Movimento indígena segue mobilizado contra marco temporal com bloqueio de estradas

Com bloqueio parcial do trecho norte da BR-174 e da RR-203, que dá acesso à Serra do Tepequém, comunidades indígenas estão acompanhando o julgamento sobre o marco temporal, que segue até amanhã, dia 18

Comunidades indígenas estão mobilizadas em várias regiões (Foto: Divulgação)

O movimento indígena de Roraima está mobilizado em várias regiões para acompanhar o julgamento no Supremo Tribunal Federal (STF) que analisa a constitucionalidade da Lei 14.701/2023, a qual tenta reabrir pontos já superados pelo próprio STF, como o marco temporal, além de prever retrocessos no processo de demarcação de Terras Indígenas.

O marco temporal é uma tese que usa a data de promulgação da Constituição, em 5 de outubro de 1988, como o parâmetro para decidir se indígenas têm direito de reivindicar uma determinada área. O julgamento iniciou no dia 10, com a leitura do relatório, e seguiu esta semana com 3 votos a 0 contra o marco temporal. Votaram os ministros Gilmar Mendes, relator, Flavio Dino e Cristiano Zanin. A votação segue até amanhã, quinta-feira 18, às 23h59. Faltam sete votos.

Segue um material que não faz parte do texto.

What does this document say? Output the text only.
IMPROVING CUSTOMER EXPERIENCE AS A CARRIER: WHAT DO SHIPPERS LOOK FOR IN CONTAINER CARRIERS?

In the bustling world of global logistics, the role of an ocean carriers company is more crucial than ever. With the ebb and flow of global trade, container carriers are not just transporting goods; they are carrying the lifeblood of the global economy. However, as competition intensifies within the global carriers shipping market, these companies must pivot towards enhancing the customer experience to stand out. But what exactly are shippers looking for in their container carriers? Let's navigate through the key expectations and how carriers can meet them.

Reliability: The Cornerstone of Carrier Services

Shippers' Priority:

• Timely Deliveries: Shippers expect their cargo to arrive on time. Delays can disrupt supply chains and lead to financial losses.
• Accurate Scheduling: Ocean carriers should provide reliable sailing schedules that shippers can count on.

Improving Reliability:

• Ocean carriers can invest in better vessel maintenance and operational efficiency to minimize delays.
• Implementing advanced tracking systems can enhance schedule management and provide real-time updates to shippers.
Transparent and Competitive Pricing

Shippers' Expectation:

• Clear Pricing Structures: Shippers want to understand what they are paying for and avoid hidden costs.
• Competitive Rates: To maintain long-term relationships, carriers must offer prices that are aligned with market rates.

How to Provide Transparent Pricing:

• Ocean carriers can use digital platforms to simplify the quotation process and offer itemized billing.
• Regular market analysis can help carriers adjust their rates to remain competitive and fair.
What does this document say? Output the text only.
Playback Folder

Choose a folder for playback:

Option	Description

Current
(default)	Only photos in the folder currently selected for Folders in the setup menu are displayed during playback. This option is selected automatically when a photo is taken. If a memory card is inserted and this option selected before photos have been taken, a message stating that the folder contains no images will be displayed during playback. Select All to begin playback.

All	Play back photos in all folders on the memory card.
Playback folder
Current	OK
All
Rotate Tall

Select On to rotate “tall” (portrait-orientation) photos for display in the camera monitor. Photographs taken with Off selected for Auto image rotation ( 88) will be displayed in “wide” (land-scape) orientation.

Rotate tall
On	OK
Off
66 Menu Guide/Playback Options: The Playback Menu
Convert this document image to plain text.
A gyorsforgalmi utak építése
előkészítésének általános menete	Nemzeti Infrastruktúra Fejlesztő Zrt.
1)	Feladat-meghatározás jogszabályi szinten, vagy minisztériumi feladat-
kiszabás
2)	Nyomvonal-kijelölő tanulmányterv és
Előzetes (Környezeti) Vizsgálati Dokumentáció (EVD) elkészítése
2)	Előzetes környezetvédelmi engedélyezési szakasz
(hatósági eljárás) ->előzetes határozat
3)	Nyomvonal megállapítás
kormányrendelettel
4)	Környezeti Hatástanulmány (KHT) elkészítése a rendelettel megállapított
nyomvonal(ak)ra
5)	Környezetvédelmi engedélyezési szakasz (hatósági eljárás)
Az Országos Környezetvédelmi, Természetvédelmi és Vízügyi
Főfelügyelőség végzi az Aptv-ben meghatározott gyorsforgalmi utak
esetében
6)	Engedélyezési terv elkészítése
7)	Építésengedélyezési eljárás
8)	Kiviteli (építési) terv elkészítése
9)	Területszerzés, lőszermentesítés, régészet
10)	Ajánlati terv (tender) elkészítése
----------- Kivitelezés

ATENTOS, MOVIMENTO INDÍGENA DE RORAIMA ACOMPANHA JULGAMENTO DA LEI 14.701/2023 NO STF E REFORÇA POSIÇÃO CONTRA O MARCO TEMPORAL
Movimento Indígena acompanha atentamente as sessões no STF (Fotos: ASCOM/CIR)

O Conselho Indígena de Roraima (CIR) informou que o movimento indígena de Roraima acompanha o julgamento de perto, a partir dos territórios indígenas, com bloqueios parciais de estradas. Um dos pontos de protesto é o trecho norte da BR-174, em direção a Pacaraima, na fronteira com a Venezuela. Outro local de mobilização é a RR-203, que dá acesso à Serra do Tepequém, principal ponto turístico de Roraima. O acesso de veículos é interrompido por um período e liberado em seguida durante todo o dia.

Enquanto isso, em Brasília, representantes indígenas e indigenistas atuam como amici curiae (“amigo da corte”) no STF. Eles apresentaram suas sustentações orais ao plenário da Corte. Entre eles, o advogado do CIR, Júnior Nicácio Wapichana. Em sua sustentação, ele reforçou os argumentos evidenciam a inconstitucionalidade da Lei 14.701/2023. Destacou que o marco temporal afronta os direitos originários assegurados pela Constituição Federal e representa ameaça direta à proteção territorial dos povos indígenas.

Para o movimento indígena de Roraima, a tentativa de restabelecer o marco temporal e impor novos obstáculos à demarcação de Terras Indígenas configura mais um ataque aos direitos dos povos originários. Lideranças e organizações afirmam que permanecerão mobilizadas e vigilantes, aguardando a retomada do julgamento e reforçando a defesa dos direitos constitucionais indígenas.

Movimento Indígena Acompanhou atentamente os dois dias de Julgamento. Fotos: ASCOM/CIR.

A equipe do CIR acompanha as mobilizações realizadas na Terra Indígena Raposa Serra do Sol e na Terra Indígena São Marcos, que reúnem lideranças tradicionais, jovens, mulheres e crianças em defesa dos direitos indígenas. Na comunidade São Francisco, região Baixo Cotingo, o grupo participou de atos de resistência com cantos e danças tradicionais, além de receber orientações da assessoria jurídica sobre o julgamento da Lei 14.701/2023 no STF.

A advogada Fernanda Félix Wapichana do CIR, explicou os próximos passos do julgamento. Ela afirmou que cada ministro deverá decidir se julga a lei constitucional, ou seja, de acordo com a Constituição, ou se vai enterrá-la de vez, declarando sua inconstitucionalidade, mantendo o entendimento do próprio Supremo, que em 2023 já considerou essa tese inconstitucional por contrariar o artigo 231. “Precisamos seguir acompanhando para exigirmos que a Suprema Corte garanta os nossos direitos”, frisou.

Enquanto o STF não define a data da nova sessão, o movimento mantém o acompanhamento e articulação nos territórios, reafirmando que não aceitará retrocessos na política de proteção e demarcação das Terras Indígenas em Roraima e em todo o país.